As the Wall Street Journal shows in an editorial about New York’s latest attempt at an Internet tax grab, the Supreme Court has made such taxes all but impossible by holding, rightly, that Congress alone has authority over interstate commerce. One state can’t tax consumers in another state for purchases made online.
But that reality won’t keep the tax-and-spenders from trying:
New York Gov. David Paterson is not repeating the worst mistakes of his predecessor. That’s too high, or perhaps we should say too low, a bar. Still, the new governor has resurrected one of Eliot Spitzer’s least popular ideas, a tax on Internet sales that he hopes will raise more than $70 million a year. Despised by consumers and constitutional scholars alike, this new tax will hit e-shoppers within weeks.

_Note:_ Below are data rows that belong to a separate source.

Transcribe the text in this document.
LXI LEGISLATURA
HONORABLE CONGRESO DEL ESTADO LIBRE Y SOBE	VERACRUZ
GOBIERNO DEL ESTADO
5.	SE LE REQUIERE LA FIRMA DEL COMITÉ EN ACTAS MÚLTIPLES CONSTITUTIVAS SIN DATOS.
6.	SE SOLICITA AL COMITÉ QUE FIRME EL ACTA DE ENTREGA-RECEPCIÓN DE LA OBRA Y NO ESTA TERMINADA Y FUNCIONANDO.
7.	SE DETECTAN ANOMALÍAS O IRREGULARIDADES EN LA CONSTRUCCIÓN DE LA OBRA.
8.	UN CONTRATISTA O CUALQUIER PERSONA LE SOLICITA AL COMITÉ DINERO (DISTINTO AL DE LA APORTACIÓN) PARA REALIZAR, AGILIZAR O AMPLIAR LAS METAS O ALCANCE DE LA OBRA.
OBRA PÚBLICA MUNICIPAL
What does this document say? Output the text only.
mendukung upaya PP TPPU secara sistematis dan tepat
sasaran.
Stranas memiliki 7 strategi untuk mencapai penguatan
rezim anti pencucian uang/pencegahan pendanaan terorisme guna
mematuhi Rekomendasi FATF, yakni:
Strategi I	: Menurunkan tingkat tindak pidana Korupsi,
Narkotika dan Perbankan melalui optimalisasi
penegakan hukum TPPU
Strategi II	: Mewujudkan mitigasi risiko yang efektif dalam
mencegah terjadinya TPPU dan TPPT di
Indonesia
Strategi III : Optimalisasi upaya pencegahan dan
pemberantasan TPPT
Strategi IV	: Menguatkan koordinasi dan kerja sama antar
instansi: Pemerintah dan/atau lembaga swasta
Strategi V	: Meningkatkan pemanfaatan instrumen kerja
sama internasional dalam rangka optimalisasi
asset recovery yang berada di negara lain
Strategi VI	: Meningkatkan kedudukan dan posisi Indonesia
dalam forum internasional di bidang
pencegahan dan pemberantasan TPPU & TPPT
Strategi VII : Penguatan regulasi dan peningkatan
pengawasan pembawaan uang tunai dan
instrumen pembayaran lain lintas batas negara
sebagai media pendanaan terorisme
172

By signing the state’s budget, Mr. Paterson is now attempting to do what Mr. Spitzer only threatened: force out-of-state retailers such as Amazon.com to collect New York’s sales taxes, which approach 9 percent, including local levies.
The bad news for New Yorkers, the Journal predicts, is that “some companies will feel pressure to pay instead of doing battle with a state government” until a court overturns this tax grab.